То, что налоговое бремя душит наше предпринимательство, – факт, и с ним надо что-то делать. Но схема «налогового государства», пусть и со сбоями работающая в Европе и Америке, у нас не сработает. У нас нет даже такой традиции, так как от слишком тяжелой подати всегда можно было сбежать в Дикое Поле. Введя прогрессивное налогообложение, мы столкнемся просто с массовой неуплатой, а попытка жесткого сбора приведет лишь к социальному взрыву и бегам взапуски. Кто в этом сомневается – пусть разок прокатится в подмосковной электричке.
Но высвобождения предпринимателей от налогового бремени, чтобы запустить экономический рост, надо добиваться обязательно. Возможно, здесь мог бы пригодиться старый русский опыт временной полной национализации доходов важнейших статей экспортной торговли, который позволил бы облегчить налоговое бремя, не убивая бюджет.
Именно к такому рецепту прибегло правительство царя Алексея Михайловича после Медного бунта 1662 года. Тогда страна, уже десятилетие ведшая войну за воссоединение Украины, оказалась на грани финансового и социального краха, вызванного гиперинфляцией введенной в обращение медной монеты.
Бунт в Москве показал, что нужно срочно восстанавливать серебряное обращение.
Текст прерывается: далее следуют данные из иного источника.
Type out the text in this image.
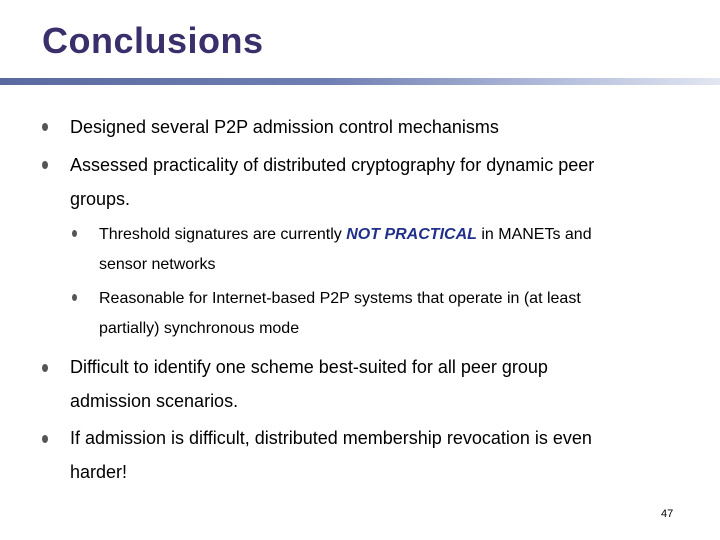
Conclusions
Designed several P2P admission control mechanisms
Assessed practicality of distributed cryptography for dynamic peer
groups.
Threshold signatures are currently NOT PRACTICAL in MANETs and
sensor networks
Reasonable for Internet-based P2P systems that operate in (at least
partially) synchronous mode
Difficult to identify one scheme best-suited for all peer group
admission scenarios.
If admission is difficult, distributed membership revocation is even
harder!
47
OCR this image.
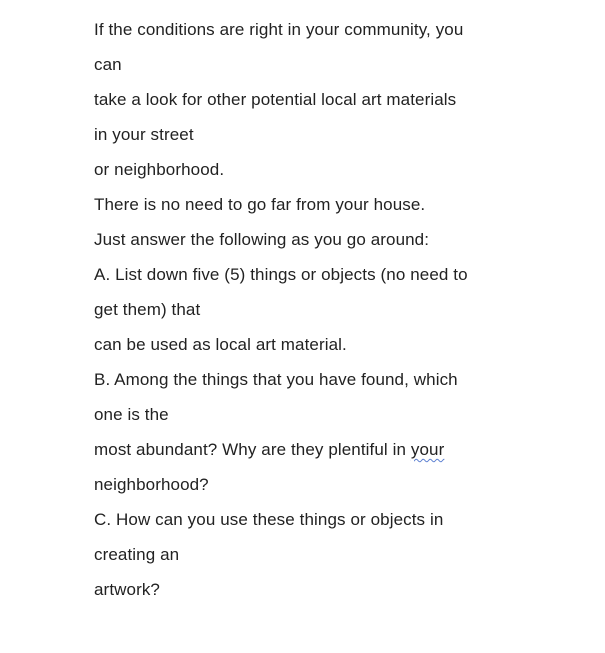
If the conditions are right in your community, you
can
take a look for other potential local art materials
in your street
or neighborhood.
There is no need to go far from your house.
Just answer the following as you go around:
A. List down five (5) things or objects (no need to
get them) that
can be used as local art material.
B. Among the things that you have found, which
one is the
most abundant? Why are they plentiful in your
neighborhood?
C. How can you use these things or objects in
creating an
artwork?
И тогда русское правительство объявило на несколько лет государственную монополию на торговлю важнейшими экспортными товарами России: поташ, смольчуг, юфть, пеньку, сало и меха. Компенсацией промышленникам и купечеству стали более благоприятные условия торговли другими товарами, протекционистская защита внутреннего рынка.
Уникальная операция оказалась успешной – серебряный рубль был восстановлен, война за Украину сведена с удовлетворительным счетом, а значительная часть взятых правительством обязательств за изъятые товар – выплачена. Я не говорю, что ее нужно повторять буквально, но, как учит нас реальная экономическая теория начиная от Фридриха Листа, нациям скорее следует учиться на примерах успешной собственной экономической политики прошлого, нежели на теориях англосаксов, составляемых ими к своей выгоде.
17 сентября 2015
Недевяностые
Затеянный «Фондом Ельцина» сетевой флешмоб памяти 1990-х годов меньше всего, кажется, поспособствовал светлой памяти самого Ельцина. Почти все подчеркивают своё негативное отношение к политическому режиму той эпохи и личности, стоявшей в его главе. С неизбежностью вспоминаются очень неприятные для поклонников Ельцина факты – от расстрела парламента до нетрезвых выходок. Приходят на ум откровения Д.А. Медведева 2012 года: «Вряд ли у кого есть сомнения, кто победил на выборах президента в 1996-м.
Это не был Борис Николаевич Ельцин».
Даже позитивные воспоминания о том, как молоды мы были, ни Ельцина, ни его политических наследников (и тем более – соучастников) ни капли не реабилитируют. Значительная часть нашей молодости была той эпохой просто украдена. Пронизывавшее всё и вся чувство нищеты и небезопасности отравляло самые невинные радости вроде прогулки с девушкой по ночной Москве.
Особенно раздражает циничная болтовня об «испытании свободой», которое якобы наша страна не выдержала. Свобода – это совокупность возможностей что-то сделать, сказать или подумать, а также совокупность ограничений этих возможностей. В девяностые формальных ограничений было меньше, поскольку меньше было возможностей. Главным ограничением были чувство голода и страх за собственную безопасность. Я тогда работал учителем и помню, как на традиционную выпускную прогулку выпускников приходилось выводить едва ли не колонной в затылок с охранением из учителей-мужчин по сторонам, так как иначе можно было «нарваться на гопоту».
Радикальные изменения в ситуации произошли лишь в конце десятилетия. Очень многие, когда говорят о том, что «в 1990-е не всё было так уж плохо», зачастую имеют в виду 1998, 1999 годы. На мой взгляд, зачислять этот период в одну историческую эпоху с классическими девяностыми неверно. 1998–2000 годы были в известном смысле антидевяностыми, недевяностыми – эпохой, которая порывала со многим худшим, что было в предшествующем периоде.
Жить в недевяностые действительно было интересно. Было ощущение своеобразной революции, прорыва, пожалуй, даже реванша. Это был «выпрямительный вздох», как бы сказал Мандельштам. Насколько лично я не готов ассоциировать себя с девяностыми, настолько эти недевяностые были моим временем.
Первые признаки смены эпох появились в начале 1998 года и были связаны с технологической революцией. В Россию провели интернет.